Quanti miliardi di euro ci verrà ancora a costare la breve e disastrosa esperienza del primo governo Renzi? Difficile dirlo, anche perché il conto arriva a rate, anno dopo anno. E’ il caso ad esempio delle concessioni autostradali prorogate senza bando di gara in violazione delle regole europee: è dal 2014 che la Commissione europea ammonisce l’Italia e che Roma tenta di convincere Bruxelles a concedere la proroga con i più diversi escamotage. Mesi, addirittura anni, di trattative sul nulla. Poi, puntuale, arriva l’apertura della procedura di infrazione che ci verrà a costare centinaia di milioni di euro.
Non è un fulmine a ciel sereno, ma il risultato di una politica volta a favorire l’interesse privato dei concessionari (leggasi Autostrade per l’Italia, gruppo Gavio, gruppo Toto e tanti altri minori tra cui società miste pubblico-privato) a scapito di quello pubblico. Mai in Italia una concessione autostradale è stata messa a gara, nemmeno quelle scadute. Nel 2014 il governo Renzi aveva tentato di eludere le regole europee con una norma all’interno del decreto “Sblocca Italia” che concedeva la proroga delle concessioni, ma la Ue si era messa di traverso.
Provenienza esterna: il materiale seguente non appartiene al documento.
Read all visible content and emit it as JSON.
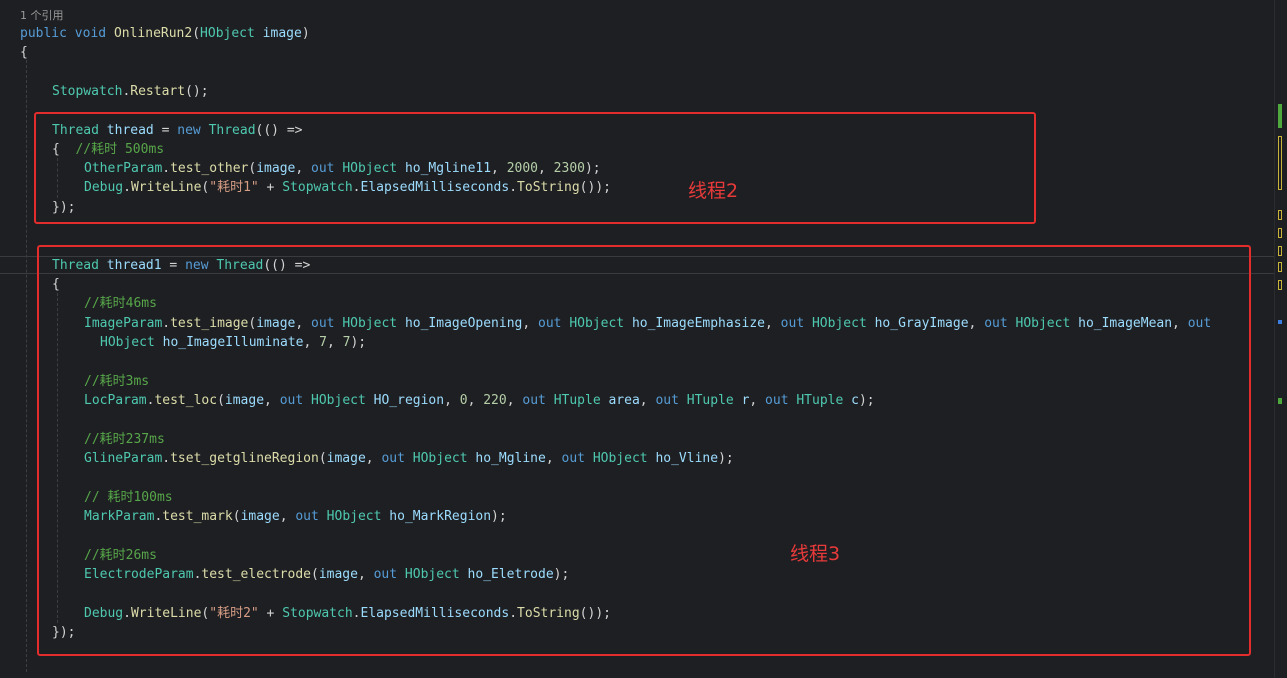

Ciononostante il governo è andato avanti per la sua strada e ora arriva il primo risultato di quella scelta: la Commissione presieduta da Jean-Claude Juncker ha deferito l’Italia alla Corte di Giustizia Ue per il mancato rispetto da parte dell’Italia degli impegni presi nel caso dell’autostrada Tirrenica Civitavecchia-Livorno, la cui concessione è stata prorogata di 18 anni senza bandire alcuna gara. Le misure proposte dall’Italia per cercare di chiudere la controversia, tra cui il divieto per il concessionario a svolgere lavori in-house, non sono state giudicate sufficienti da Bruxelles e, per colmo della beffa, ci troveremo a pagare una sanzione pesantissima per un’autostrada che non si farà nemmeno più. Ma in ballo non c’è solo la Tirrenica: sono molte le concessioni prorogate senza gara, a partire dall‘Autostrada del Brennero di cui ha diffusamente scritto su questo giornale Dario Balotta, e il rischio che la Commissione apra altre procedure d’infrazione è molto concreto, tanto che il governo punterebbe ora “a una soluzione omnicomprensiva” condivisa con Bruxelles sull’annosa (e scandalosa) questione delle concessioni.
E fossero solo le autostrade: l’Italia è stata deferita alla Corte di Giustizia anche per la mancata chiusura e bonifica di 44 discariche che “costituiscono un grave rischio per la salute umana e l’ambiente”. Bonifiche e adeguamenti normativi avrebbero dovuto essere fatti entro il 2009 per tutti i siti entrati in funzione prima del luglio 2001, ma in tutti questi anni è stato fatto poco o niente e i continui richiami di Bruxelles (l’ultimo è del 2015) sono rimasti inascoltati. Inevitabile quindi l’apertura della procedura d’infrazione che nel caso delle discariche rischia di costare all’Italia un occhio della testa. A questi due casi di “buongoverno” se ne aggiunge anche un terzo: quello delle acque reflue. Non si è ancora arrivati al deferimento alla Corte di Giustizia, ma sarà il prossimo passo dato che da oltre 10 anni l’Italia “non garantisce che tutti gli agglomerati con più di 2mila abitanti dispongano di adeguati sistemi di raccolta e trattamento delle acque reflue urbane secondo quanto disposto dalla normativa dell’Unione Europea”. Se non ci si adegua entro due mesi, il deferimento sarà automatico. Ma che importa, alla fine a pagare siamo noi.